Les négociations autour d’un accord de paix devraient garantir la justice

(Nairobi, le 9 juin 2014) – Les pourparlers de paix au Soudan du Sud devraient faire de la justice une composante essentielle de tout accord, a affirmé Human Rights Watch dans une lettre adressée aux médiateurs et rendue publique aujourd’hui.

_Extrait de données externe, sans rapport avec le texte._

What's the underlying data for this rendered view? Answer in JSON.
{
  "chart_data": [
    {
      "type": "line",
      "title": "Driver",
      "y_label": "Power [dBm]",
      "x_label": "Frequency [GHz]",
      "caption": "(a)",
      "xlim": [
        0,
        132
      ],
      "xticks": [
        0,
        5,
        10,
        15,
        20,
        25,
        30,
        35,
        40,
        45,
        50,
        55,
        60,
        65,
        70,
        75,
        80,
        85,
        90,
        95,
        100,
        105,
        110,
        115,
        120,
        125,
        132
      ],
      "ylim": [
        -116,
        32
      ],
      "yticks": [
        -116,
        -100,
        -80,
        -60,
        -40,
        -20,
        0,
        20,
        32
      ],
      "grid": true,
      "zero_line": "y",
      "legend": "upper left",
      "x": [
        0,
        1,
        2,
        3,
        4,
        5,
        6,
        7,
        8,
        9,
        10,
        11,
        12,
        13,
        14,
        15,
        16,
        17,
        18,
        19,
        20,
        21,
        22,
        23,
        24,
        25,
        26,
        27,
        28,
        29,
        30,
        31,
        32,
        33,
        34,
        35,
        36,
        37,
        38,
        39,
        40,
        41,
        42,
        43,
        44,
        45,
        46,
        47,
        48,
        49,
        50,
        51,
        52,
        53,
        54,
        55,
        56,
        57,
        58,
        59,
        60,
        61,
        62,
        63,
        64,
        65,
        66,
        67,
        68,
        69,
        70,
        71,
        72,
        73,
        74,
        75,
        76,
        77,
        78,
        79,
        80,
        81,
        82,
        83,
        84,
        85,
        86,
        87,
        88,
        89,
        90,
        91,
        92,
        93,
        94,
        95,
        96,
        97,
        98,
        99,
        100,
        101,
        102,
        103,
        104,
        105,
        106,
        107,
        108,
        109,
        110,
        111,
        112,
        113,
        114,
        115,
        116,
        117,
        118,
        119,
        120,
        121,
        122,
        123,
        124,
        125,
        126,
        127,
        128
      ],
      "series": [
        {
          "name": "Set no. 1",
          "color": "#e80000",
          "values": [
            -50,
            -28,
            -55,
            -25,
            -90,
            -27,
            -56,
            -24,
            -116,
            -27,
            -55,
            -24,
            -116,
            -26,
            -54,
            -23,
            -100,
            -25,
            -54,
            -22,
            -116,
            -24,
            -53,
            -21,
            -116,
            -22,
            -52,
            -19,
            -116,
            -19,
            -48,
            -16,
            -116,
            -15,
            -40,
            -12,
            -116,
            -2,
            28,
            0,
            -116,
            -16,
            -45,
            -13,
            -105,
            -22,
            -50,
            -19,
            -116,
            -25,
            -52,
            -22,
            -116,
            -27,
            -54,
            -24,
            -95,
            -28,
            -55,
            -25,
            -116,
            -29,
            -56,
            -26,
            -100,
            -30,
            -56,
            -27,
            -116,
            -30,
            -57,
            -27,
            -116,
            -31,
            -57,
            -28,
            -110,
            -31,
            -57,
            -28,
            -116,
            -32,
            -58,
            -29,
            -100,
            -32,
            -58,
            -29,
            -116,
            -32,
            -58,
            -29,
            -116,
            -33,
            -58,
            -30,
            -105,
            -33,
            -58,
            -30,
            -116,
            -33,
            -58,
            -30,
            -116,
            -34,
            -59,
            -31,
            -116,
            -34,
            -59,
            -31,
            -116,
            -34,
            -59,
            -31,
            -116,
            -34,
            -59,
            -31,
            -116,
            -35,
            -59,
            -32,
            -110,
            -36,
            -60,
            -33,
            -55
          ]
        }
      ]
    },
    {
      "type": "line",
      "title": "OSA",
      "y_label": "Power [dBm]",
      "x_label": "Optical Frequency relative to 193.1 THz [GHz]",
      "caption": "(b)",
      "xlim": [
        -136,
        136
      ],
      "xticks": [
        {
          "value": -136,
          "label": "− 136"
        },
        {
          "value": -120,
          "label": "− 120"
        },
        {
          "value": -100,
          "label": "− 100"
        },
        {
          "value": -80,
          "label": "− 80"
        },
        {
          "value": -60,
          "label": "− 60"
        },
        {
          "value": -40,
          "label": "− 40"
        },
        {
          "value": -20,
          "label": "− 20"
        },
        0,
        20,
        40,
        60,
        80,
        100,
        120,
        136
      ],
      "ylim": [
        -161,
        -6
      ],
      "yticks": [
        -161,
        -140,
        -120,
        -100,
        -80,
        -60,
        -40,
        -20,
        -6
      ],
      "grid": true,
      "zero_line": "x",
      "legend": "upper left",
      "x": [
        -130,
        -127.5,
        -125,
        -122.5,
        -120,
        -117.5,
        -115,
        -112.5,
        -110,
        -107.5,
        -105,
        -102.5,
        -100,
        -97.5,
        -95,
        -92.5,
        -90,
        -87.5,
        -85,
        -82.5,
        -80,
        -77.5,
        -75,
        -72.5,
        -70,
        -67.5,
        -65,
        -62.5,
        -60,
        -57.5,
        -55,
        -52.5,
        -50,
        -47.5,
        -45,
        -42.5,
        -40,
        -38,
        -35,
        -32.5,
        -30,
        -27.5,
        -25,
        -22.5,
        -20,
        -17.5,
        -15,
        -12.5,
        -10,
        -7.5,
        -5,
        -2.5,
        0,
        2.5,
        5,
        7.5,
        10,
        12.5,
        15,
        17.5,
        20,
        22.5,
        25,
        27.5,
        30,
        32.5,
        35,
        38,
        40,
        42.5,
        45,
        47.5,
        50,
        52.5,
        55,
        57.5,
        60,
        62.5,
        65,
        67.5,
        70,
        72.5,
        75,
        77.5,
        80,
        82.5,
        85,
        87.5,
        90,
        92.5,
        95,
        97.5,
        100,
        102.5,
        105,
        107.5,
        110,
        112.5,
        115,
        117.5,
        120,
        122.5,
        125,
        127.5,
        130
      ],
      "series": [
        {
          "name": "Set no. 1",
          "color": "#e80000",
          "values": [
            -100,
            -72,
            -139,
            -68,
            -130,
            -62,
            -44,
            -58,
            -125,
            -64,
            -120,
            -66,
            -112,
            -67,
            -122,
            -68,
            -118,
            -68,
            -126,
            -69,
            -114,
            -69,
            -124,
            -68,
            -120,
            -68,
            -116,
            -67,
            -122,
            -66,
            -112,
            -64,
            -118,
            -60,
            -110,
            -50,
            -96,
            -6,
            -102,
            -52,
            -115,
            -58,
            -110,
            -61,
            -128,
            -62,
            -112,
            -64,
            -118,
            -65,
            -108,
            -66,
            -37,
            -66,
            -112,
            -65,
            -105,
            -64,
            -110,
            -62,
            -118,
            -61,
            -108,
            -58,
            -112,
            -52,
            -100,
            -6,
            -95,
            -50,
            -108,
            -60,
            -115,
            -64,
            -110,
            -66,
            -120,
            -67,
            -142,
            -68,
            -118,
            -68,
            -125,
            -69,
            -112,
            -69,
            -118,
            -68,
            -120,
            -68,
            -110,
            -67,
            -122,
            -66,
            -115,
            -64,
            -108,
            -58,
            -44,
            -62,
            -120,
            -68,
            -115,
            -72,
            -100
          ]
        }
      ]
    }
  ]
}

Les médiateurs devraient veiller à ce qu’il n’y ait pas d’amnistie pour les auteurs de crimes graves perpétrés en violation du droit international a ajouté Human Rights Watch.

Les négociations de paix doivent reprendre à Addis-Abeba, en Éthiopie, le 9 juin 2014, sous la médiation de l’Autorité intergouvernementale pour le développement (Intergovernmental Authority on Development, IGAD), une organisation régionale de l’Afrique de l’Est.

« Les crimes dévastateurs commis dans le cadre du conflit en cours au Soudan du Sud sont issus de l’absence de justice pour les crimes brutaux perpétrés au cours de la longue guerre », a affirmé Daniel Bekele, Directeur de la division Afrique à Human Rights Watch. « Les médiateurs doivent rompre avec le passé en veillant à ce que l’amnistie pour crimes graves ne soit pas une option. »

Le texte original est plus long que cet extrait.